Report released February 6, 2014
Last updated April 8, 2016
How to cite: Tarasuk, V, Mitchell, A, Dachner, N. (2014). Household food insecurity in Canada, 2012.Toronto: Research to identify policy options to reduce food insecurity (PROOF).Retrieved from http://proof.utoronto.ca/
In PROOF’s second report on household food insecurity, we see that despite Canada’s economic recovery, the number of Canadians struggling to put food on the table because of food insecurity is not abating. In fact, the problem appears to have persisted or grown in every province and territory.
Four million Canadians, including 1.15 million children, lived in households that struggled to afford the food they needed in 2012.
The report demonstrates for the first time ever the extent to which our cities are struggling with the problem. Among the 33 major census metropolitan areas examined, food insecurity in 2011-12 was highest in Halifax, affecting about 1 in 5 households, and lowest in Sherbrooke, Quebec City, Hamilton and Greater Sudbury, where 1 in 11 households were food insecure.
Also a first, the report presents the rate of food insecurity among black people in the country. The extreme vulnerability of this ethnic/racial group that is shared only by Aboriginal peoples. In 2012, 28% of households with a black or Aboriginal respondent were food insecure. This is more than double the national average (12.6%).
According to the report, the majority of food insecure households in Canada are working, calling into question the adequacy of existing government programs (such as the working income tax benefit) to compensate for the limited income associated with low waged, part-time, and insecure employment that many Canadian households rely on to feed their families. At the same time, 70% of households reliant on social assistance were food insecure in 2012, documenting the failure of these programs to enable sufficient access to food.
Comments on the report:
Bernie Pauly, RN, PhD, Associate Professor, School of Nursing, University of Victoria
Scientist, Centre for Addictions Research of BC
“This report is ground breaking in highlighting the serious concerns about the high rates of food insecurity in Canada.
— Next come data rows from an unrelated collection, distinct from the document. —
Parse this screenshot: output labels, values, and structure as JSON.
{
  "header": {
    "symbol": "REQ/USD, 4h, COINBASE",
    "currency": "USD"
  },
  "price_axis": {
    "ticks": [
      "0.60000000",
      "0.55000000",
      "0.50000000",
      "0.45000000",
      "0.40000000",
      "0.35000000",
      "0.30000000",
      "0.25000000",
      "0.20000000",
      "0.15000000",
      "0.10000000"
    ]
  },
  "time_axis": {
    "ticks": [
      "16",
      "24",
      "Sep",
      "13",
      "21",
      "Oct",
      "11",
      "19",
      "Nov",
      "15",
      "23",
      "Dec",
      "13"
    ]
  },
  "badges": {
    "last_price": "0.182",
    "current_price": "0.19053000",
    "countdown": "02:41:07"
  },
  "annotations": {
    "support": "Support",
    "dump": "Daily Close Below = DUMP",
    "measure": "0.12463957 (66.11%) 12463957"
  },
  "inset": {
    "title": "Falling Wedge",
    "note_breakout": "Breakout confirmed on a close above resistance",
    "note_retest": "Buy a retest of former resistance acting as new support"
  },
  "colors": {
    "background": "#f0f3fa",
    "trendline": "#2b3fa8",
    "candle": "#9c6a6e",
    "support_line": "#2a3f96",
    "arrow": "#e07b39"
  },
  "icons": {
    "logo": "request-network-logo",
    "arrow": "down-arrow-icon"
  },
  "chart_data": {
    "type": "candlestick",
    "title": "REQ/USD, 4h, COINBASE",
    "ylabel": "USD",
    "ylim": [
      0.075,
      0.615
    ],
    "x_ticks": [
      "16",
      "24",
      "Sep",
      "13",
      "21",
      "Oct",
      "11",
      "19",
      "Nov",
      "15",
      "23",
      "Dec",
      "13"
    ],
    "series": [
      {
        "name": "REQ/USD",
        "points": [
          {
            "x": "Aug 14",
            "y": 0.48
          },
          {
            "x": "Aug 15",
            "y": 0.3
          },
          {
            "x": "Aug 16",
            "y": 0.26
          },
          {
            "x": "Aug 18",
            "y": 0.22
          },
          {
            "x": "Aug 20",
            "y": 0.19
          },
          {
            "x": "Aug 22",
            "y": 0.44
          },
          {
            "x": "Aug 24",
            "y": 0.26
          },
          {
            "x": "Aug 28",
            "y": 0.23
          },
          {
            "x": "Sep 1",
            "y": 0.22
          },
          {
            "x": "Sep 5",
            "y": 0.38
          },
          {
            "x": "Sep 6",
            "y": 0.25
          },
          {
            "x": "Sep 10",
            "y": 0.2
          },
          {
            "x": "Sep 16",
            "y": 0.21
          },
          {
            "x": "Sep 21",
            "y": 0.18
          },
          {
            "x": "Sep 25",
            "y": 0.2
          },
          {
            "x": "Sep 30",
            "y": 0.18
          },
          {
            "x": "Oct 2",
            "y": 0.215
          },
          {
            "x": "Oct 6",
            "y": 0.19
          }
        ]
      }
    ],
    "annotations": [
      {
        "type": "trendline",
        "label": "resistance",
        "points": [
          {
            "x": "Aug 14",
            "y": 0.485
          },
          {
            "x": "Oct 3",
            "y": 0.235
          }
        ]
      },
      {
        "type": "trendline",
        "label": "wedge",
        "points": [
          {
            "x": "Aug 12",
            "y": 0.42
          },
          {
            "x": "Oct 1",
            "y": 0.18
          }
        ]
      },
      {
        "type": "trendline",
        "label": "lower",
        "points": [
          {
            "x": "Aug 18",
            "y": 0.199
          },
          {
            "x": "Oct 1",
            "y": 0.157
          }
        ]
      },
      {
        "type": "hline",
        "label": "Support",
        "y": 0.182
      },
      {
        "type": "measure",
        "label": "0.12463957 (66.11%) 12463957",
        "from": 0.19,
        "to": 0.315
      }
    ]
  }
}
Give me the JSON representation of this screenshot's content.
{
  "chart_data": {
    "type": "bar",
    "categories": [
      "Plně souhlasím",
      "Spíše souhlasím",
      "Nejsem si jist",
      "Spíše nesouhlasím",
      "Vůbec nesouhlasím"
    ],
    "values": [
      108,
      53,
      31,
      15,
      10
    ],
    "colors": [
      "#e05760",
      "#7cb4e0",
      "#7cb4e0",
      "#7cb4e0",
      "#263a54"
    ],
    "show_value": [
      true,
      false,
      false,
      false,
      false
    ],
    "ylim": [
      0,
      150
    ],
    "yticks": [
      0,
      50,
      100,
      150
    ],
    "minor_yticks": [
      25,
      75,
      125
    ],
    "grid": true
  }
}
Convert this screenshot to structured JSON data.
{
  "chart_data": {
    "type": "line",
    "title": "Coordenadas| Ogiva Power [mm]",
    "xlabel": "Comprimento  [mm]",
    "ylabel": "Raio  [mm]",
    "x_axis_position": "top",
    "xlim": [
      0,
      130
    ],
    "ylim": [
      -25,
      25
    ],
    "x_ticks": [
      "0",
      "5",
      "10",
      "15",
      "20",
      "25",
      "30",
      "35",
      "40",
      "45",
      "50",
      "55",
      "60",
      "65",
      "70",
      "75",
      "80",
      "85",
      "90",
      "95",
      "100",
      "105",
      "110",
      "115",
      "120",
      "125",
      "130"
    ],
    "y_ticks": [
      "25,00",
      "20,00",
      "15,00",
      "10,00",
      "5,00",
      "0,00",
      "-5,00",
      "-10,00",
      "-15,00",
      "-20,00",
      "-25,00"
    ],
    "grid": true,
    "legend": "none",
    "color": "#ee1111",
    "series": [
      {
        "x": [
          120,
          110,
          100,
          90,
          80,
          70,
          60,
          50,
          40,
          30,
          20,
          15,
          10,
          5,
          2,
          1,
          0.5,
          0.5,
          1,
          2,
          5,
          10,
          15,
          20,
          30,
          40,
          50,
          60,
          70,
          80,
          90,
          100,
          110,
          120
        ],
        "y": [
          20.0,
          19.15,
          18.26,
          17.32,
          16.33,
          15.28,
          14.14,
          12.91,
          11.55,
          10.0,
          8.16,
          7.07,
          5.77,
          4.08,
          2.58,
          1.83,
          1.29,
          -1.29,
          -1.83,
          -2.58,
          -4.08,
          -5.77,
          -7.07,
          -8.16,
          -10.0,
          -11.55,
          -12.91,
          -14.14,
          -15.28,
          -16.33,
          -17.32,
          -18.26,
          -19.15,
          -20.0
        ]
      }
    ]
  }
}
The information in the report is extremely valuable to communities for understanding the scope of the problem in their region. This kind of information is critically important for drawing attention to and generating action on the high rates of food insecurity that are and should be unacceptable to everyone in Canada”
Mary Boyd, Prince Edward Island social activist and member of the Order of Canada
“The 2011 PROOF Report shocked many residents of Prince Edward Island to the reality of the extent of food insecurity in Canada and especially in this province. Our coalitions and groups have been using it to educate Islanders on this very serious subject and strengthen our case for a Poverty Eradication Strategy.
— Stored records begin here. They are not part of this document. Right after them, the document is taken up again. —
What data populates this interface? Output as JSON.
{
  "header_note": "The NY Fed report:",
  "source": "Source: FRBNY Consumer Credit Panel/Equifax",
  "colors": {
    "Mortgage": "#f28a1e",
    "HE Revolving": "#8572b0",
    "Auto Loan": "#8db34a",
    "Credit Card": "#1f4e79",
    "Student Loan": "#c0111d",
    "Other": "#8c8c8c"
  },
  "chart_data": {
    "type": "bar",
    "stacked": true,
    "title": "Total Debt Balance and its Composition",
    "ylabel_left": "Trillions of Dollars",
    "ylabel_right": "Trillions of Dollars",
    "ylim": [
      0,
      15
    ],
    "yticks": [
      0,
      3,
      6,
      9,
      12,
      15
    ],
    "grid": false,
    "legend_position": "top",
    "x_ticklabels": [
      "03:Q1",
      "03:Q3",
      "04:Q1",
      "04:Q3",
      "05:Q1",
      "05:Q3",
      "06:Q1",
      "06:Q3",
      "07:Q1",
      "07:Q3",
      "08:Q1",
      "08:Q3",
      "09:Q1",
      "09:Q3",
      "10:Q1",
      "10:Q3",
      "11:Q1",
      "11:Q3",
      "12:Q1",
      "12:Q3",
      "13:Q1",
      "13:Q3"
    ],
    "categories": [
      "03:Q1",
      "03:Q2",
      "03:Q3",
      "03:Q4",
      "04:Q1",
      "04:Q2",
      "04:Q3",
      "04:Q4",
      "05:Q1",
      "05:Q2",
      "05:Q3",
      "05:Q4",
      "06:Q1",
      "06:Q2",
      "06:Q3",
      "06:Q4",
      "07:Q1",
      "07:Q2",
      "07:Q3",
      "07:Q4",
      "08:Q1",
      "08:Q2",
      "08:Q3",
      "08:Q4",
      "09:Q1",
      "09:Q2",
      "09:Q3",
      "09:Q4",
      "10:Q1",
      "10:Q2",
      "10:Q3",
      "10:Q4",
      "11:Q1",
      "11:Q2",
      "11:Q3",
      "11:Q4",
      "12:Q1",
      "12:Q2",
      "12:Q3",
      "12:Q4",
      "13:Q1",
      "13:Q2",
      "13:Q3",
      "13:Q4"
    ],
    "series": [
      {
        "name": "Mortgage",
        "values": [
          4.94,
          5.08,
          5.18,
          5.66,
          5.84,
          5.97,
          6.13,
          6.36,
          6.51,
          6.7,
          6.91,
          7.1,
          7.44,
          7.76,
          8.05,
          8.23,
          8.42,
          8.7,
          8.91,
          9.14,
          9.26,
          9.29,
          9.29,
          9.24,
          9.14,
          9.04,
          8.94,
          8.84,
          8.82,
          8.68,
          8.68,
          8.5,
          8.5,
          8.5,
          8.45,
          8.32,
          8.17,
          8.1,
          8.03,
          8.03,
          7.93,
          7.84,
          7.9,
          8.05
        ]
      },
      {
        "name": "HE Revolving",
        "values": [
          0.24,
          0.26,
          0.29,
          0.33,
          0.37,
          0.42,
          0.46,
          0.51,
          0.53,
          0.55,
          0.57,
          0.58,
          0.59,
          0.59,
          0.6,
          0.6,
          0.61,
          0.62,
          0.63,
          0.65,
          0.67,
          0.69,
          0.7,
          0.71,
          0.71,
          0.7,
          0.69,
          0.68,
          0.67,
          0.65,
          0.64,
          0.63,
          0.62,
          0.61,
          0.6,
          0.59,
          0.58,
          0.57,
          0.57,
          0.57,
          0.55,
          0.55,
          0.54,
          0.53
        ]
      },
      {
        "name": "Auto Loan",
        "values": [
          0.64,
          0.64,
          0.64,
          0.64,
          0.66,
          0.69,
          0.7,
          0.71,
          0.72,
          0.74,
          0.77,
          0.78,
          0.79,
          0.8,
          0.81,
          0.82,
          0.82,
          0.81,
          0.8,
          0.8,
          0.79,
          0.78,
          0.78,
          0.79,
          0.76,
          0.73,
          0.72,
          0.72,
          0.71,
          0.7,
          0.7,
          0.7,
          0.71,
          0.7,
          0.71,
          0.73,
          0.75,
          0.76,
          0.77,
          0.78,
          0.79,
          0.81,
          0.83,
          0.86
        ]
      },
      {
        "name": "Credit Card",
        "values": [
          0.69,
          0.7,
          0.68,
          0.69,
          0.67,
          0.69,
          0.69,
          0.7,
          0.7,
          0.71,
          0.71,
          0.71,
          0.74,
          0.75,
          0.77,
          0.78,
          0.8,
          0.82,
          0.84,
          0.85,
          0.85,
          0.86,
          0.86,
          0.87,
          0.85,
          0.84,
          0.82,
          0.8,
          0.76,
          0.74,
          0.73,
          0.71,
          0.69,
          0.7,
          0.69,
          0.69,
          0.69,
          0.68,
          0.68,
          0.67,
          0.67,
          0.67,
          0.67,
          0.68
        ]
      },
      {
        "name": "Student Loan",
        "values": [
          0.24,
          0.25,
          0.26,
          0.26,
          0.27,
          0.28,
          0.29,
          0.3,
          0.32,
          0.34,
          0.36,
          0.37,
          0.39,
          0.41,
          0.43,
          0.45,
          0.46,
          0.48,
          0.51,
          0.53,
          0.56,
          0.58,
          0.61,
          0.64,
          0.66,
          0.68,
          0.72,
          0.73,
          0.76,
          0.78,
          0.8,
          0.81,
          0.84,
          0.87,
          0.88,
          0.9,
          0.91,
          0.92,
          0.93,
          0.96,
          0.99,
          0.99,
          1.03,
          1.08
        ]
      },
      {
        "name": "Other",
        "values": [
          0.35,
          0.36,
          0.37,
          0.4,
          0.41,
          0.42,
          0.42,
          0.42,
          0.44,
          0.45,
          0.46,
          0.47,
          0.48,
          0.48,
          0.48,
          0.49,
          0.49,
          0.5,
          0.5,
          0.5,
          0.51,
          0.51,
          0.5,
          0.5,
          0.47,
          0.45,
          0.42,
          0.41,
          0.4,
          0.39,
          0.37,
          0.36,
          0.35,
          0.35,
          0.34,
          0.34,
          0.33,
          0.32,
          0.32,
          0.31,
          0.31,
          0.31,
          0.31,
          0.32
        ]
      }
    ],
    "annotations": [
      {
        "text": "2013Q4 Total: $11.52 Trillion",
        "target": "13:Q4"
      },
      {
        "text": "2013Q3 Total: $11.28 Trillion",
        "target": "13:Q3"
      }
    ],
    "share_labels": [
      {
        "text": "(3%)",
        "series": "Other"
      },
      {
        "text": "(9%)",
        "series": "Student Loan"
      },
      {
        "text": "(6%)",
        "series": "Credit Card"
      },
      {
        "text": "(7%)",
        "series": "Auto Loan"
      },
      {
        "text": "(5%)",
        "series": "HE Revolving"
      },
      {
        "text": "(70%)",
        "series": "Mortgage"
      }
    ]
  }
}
The main author Dr. Valerie Tarasuk addressed a public meeting of approximately 100 people in Charlottetown in September. It was attended by groups such as civil servants, politicians and the general public. The media gave excellent coverage and the facts in the report have reached the ears of church leaders, of policy-makers as is evident by remarks made by the Premier, and as evidenced by questions in the Provincial Assembly to the Minister responsible and her public acknowledgement of the problem.
Groups have used the report to strengthen their case for an increase in the minimum wage, changes to Employment Insurance, requests for better school feeding programs, the impact of poverty on health, and suggestions for ways to overcome the problem. There have been many references to food insecurity since the report’s release in July and many groups here are waiting for the 2012 report as we expect it will have a similar impact.”
Jeff Wingard, Coordinator, McMaster Community Poverty Initiative, McMaster University
“This groundbreaking research from PROOF not only describes the growing problem that food insecurity represents in many of our communities across the country, it also paints a disturbing picture of an uncoordinated, unsystematic, and insufficient response. Many Canadians will, no doubt, be surprised by the level of food insecurity and outright hunger amidst this country of plenty. Indeed, the greatest strength of this report may be that it forces all of us to take a long, hard look at the kind of Canada we all want to be a part of and galvanizes a response to make food insecurity a thing of the past.”